As Pro-Tek has grown, so too has its client footprint. Driven in no small part by the company’s careful handling of volatile materials like nitrate film stock, it has become an invaluable professional resource for museums, educational institutions, and presidential libraries. “We work with a whole range of partners outside the entertainment business,” observes Sylvester, “and often they’re coming to us because they have this very specialized archive of materials, and they know that type of expertise doesn’t reside everywhere.”

Music is another area of growth. A number of notable filmmakers (David Fincher, Spike Jonze, Antoine Fuqua and Michael Bay among them) got their start in music videos, an art form too long considered disposable. Pro-Tek has set their sights on helping to rectify this misguided notion. “It’s been really rewarding to do cataloging, restoration, and remastering of music videos, concerts, and documentaries of some of the greatest bands of the last 50 years,” says Knapp.

Overall, Pro-Tek’s storage and services are very much linked, driving a business mix that is close to 50-50. “We’re often called on to put together a comprehensive preservation program that involves digitizing content, storing the digital files in physical form on tape, and then also making other copies that can be uploaded to the cloud or other environments,” says Sylvester.

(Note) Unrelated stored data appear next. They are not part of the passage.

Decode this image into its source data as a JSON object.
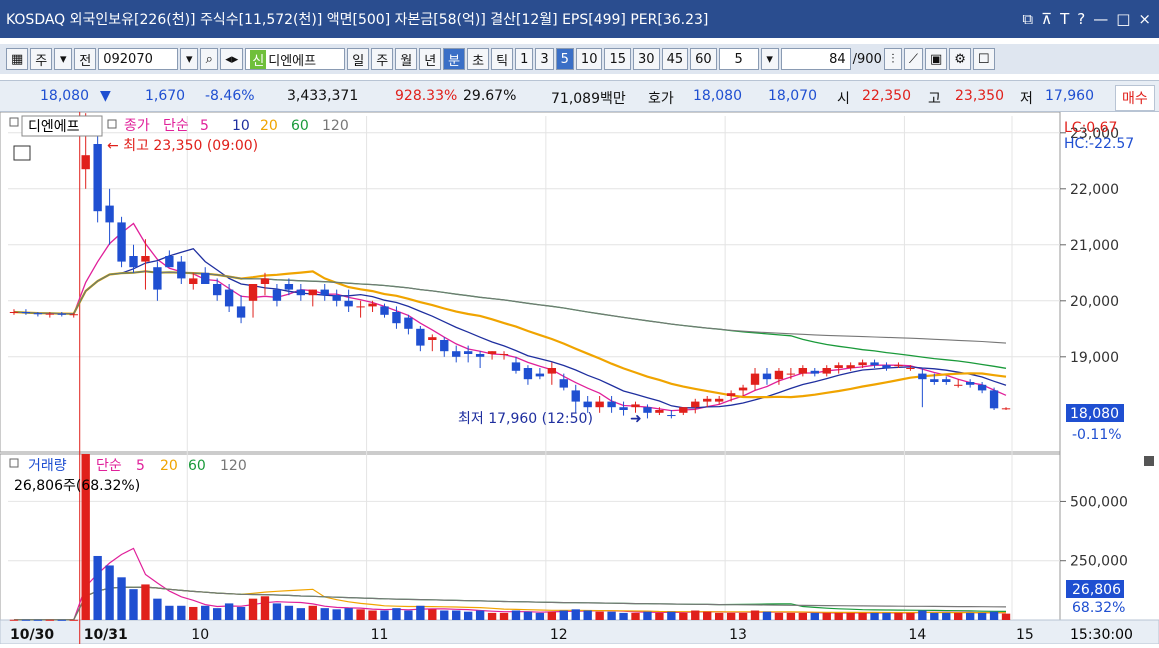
{
  "window": {
    "title": "KOSDAQ 외국인보유[226(천)] 주식수[11,572(천)] 액면[500] 자본금[58(억)] 결산[12월] EPS[499] PER[36.23]"
  },
  "toolbar": {
    "type_label": "주",
    "prefix": "전",
    "code": "092070",
    "name_tag": "신",
    "name": "디엔에프",
    "period_tabs": [
      "일",
      "주",
      "월",
      "년",
      "분",
      "초",
      "틱"
    ],
    "selected_period": "분",
    "intervals": [
      "1",
      "3",
      "5",
      "10",
      "15",
      "30",
      "45",
      "60"
    ],
    "selected_interval": "5",
    "interval_value": "5",
    "count": "84",
    "count_max": "/900"
  },
  "quote": {
    "price": "18,080",
    "arrow": "▼",
    "change": "1,670",
    "change_rate": "-8.46%",
    "volume": "3,433,371",
    "volume_rate": "928.33%",
    "turnover": "29.67%",
    "amount": "71,089백만",
    "ask_label": "호가",
    "ask": "18,080",
    "bid": "18,070",
    "open_label": "시",
    "open": "22,350",
    "high_label": "고",
    "high": "23,350",
    "low_label": "저",
    "low": "17,960",
    "trade_button": "매수"
  },
  "price_legend": {
    "name": "디엔에프",
    "close_label": "종가",
    "ma_type": "단순",
    "periods": [
      "5",
      "10",
      "20",
      "60",
      "120"
    ],
    "high_annotation": "최고 23,350 (09:00)",
    "low_annotation": "최저 17,960 (12:50)",
    "lc": "LC:0.67",
    "hc": "HC:-22.57",
    "last_price": "18,080",
    "last_change": "-0.11%"
  },
  "volume_legend": {
    "label": "거래량",
    "ma_type": "단순",
    "periods": [
      "5",
      "20",
      "60",
      "120"
    ],
    "info": "26,806주(68.32%)",
    "last_volume": "26,806",
    "last_rate": "68.32%"
  },
  "x_axis": {
    "labels": [
      "10/30",
      "10/31",
      "10",
      "11",
      "12",
      "13",
      "14",
      "15"
    ],
    "time": "15:30:00"
  },
  "chart_data": {
    "type": "candlestick",
    "ylim": [
      17300,
      23300
    ],
    "price_ticks": [
      23000,
      22000,
      21000,
      20000,
      19000
    ],
    "volume_ylim": [
      0,
      700000
    ],
    "volume_ticks": [
      500000,
      250000
    ],
    "colors": {
      "up": "#e0201b",
      "down": "#1f4fd1",
      "ma5": "#e0209a",
      "ma10": "#1f2f9f",
      "ma20": "#f0a400",
      "ma60": "#1a9a3a",
      "ma120": "#777777"
    },
    "candles": [
      [
        19800,
        19850,
        19750,
        19800
      ],
      [
        19800,
        19850,
        19750,
        19780
      ],
      [
        19780,
        19800,
        19720,
        19760
      ],
      [
        19760,
        19800,
        19700,
        19770
      ],
      [
        19770,
        19800,
        19720,
        19750
      ],
      [
        19750,
        19780,
        19700,
        19760
      ],
      [
        22350,
        23350,
        22000,
        22600
      ],
      [
        22800,
        23000,
        21400,
        21600
      ],
      [
        21700,
        22000,
        21000,
        21400
      ],
      [
        21400,
        21500,
        20600,
        20700
      ],
      [
        20800,
        21000,
        20500,
        20600
      ],
      [
        20700,
        21100,
        20200,
        20800
      ],
      [
        20600,
        20700,
        20000,
        20200
      ],
      [
        20800,
        20900,
        20600,
        20600
      ],
      [
        20700,
        20800,
        20300,
        20400
      ],
      [
        20300,
        20500,
        20200,
        20400
      ],
      [
        20500,
        20600,
        20300,
        20300
      ],
      [
        20300,
        20400,
        20000,
        20100
      ],
      [
        20200,
        20300,
        19800,
        19900
      ],
      [
        19900,
        20100,
        19600,
        19700
      ],
      [
        20000,
        20100,
        19700,
        20300
      ],
      [
        20300,
        20500,
        20100,
        20400
      ],
      [
        20200,
        20300,
        19900,
        20000
      ],
      [
        20300,
        20400,
        20100,
        20200
      ],
      [
        20200,
        20300,
        20000,
        20100
      ],
      [
        20100,
        20200,
        19900,
        20200
      ],
      [
        20200,
        20300,
        20000,
        20100
      ],
      [
        20100,
        20200,
        19900,
        20000
      ],
      [
        20000,
        20200,
        19800,
        19900
      ],
      [
        19900,
        20000,
        19700,
        19900
      ],
      [
        19900,
        20000,
        19800,
        19950
      ],
      [
        19900,
        19950,
        19700,
        19750
      ],
      [
        19800,
        19900,
        19500,
        19600
      ],
      [
        19700,
        19750,
        19400,
        19500
      ],
      [
        19500,
        19550,
        19100,
        19200
      ],
      [
        19300,
        19400,
        19100,
        19350
      ],
      [
        19300,
        19350,
        19000,
        19100
      ],
      [
        19100,
        19200,
        18900,
        19000
      ],
      [
        19100,
        19200,
        18900,
        19050
      ],
      [
        19050,
        19100,
        18800,
        19000
      ],
      [
        19050,
        19100,
        18950,
        19100
      ],
      [
        19050,
        19100,
        18950,
        19050
      ],
      [
        18900,
        19000,
        18700,
        18750
      ],
      [
        18800,
        18850,
        18500,
        18600
      ],
      [
        18700,
        18800,
        18600,
        18650
      ],
      [
        18700,
        18900,
        18500,
        18800
      ],
      [
        18600,
        18700,
        18400,
        18450
      ],
      [
        18400,
        18500,
        18000,
        18200
      ],
      [
        18200,
        18300,
        18000,
        18100
      ],
      [
        18100,
        18300,
        18000,
        18200
      ],
      [
        18200,
        18300,
        18000,
        18100
      ],
      [
        18100,
        18200,
        17950,
        18050
      ],
      [
        18100,
        18200,
        18000,
        18150
      ],
      [
        18100,
        18150,
        17900,
        18000
      ],
      [
        18000,
        18100,
        17960,
        18050
      ],
      [
        17960,
        18050,
        17900,
        17950
      ],
      [
        18000,
        18100,
        17960,
        18100
      ],
      [
        18100,
        18250,
        17990,
        18200
      ],
      [
        18200,
        18300,
        18100,
        18250
      ],
      [
        18200,
        18300,
        18150,
        18250
      ],
      [
        18300,
        18400,
        18200,
        18350
      ],
      [
        18400,
        18500,
        18300,
        18450
      ],
      [
        18500,
        18800,
        18400,
        18700
      ],
      [
        18700,
        18800,
        18500,
        18600
      ],
      [
        18600,
        18800,
        18500,
        18750
      ],
      [
        18700,
        18800,
        18600,
        18700
      ],
      [
        18700,
        18850,
        18650,
        18800
      ],
      [
        18750,
        18800,
        18650,
        18700
      ],
      [
        18700,
        18850,
        18650,
        18800
      ],
      [
        18800,
        18900,
        18700,
        18850
      ],
      [
        18800,
        18900,
        18750,
        18850
      ],
      [
        18850,
        18950,
        18800,
        18900
      ],
      [
        18900,
        18950,
        18800,
        18850
      ],
      [
        18850,
        18900,
        18750,
        18800
      ],
      [
        18850,
        18900,
        18800,
        18850
      ],
      [
        18800,
        18850,
        18750,
        18800
      ],
      [
        18700,
        18800,
        18100,
        18600
      ],
      [
        18600,
        18700,
        18500,
        18550
      ],
      [
        18600,
        18650,
        18500,
        18550
      ],
      [
        18500,
        18600,
        18450,
        18500
      ],
      [
        18550,
        18600,
        18450,
        18500
      ],
      [
        18500,
        18550,
        18350,
        18400
      ],
      [
        18400,
        18450,
        18050,
        18080
      ],
      [
        18080,
        18100,
        18050,
        18080
      ]
    ],
    "volumes": [
      1000,
      900,
      800,
      900,
      700,
      800,
      700000,
      270000,
      230000,
      180000,
      130000,
      150000,
      90000,
      60000,
      60000,
      55000,
      60000,
      50000,
      70000,
      55000,
      90000,
      100000,
      70000,
      60000,
      50000,
      60000,
      50000,
      45000,
      50000,
      45000,
      40000,
      40000,
      50000,
      40000,
      60000,
      45000,
      40000,
      40000,
      35000,
      40000,
      30000,
      30000,
      40000,
      35000,
      30000,
      35000,
      40000,
      45000,
      40000,
      35000,
      35000,
      30000,
      30000,
      35000,
      30000,
      35000,
      30000,
      40000,
      35000,
      30000,
      30000,
      30000,
      40000,
      35000,
      30000,
      30000,
      30000,
      30000,
      30000,
      30000,
      30000,
      30000,
      30000,
      30000,
      30000,
      30000,
      40000,
      30000,
      30000,
      30000,
      30000,
      30000,
      35000,
      26806
    ],
    "x_labels": [
      "10/30",
      "10/31",
      "10",
      "11",
      "12",
      "13",
      "14",
      "15"
    ]
  }
}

He described the company’s “high-touch service,” so that customers have both visibility into their inventories and access that allows for them to even make same-day decisions if and when commercial opportunities arise quickly.

The final piece of Pro-Tek’s work is “about evangelism and continued education,” notes Knapp. While ongoing research from the Image Permanence Institute at Rochester Institute of Technology, and elsewhere, is helping to inform and drive industry standards and best practice guidelines in preservation, disseminating that information more broadly can help achieve important consensus.

People “often know what needs to be done,” says Sylvester. “But if we can give them more ammunition to say there are others taking these steps and having good results, that helps them to build the case that maybe a project that’s been delayed should come off the shelf and get prioritized.”

If cinema is to indeed continue offering a living record of our collective memory, it’s those quotidian decisions regarding preservation — of both films themselves, and all assorted ephemera — that will prove most invaluable in helping to protect a fuller context of modern culture for future generations.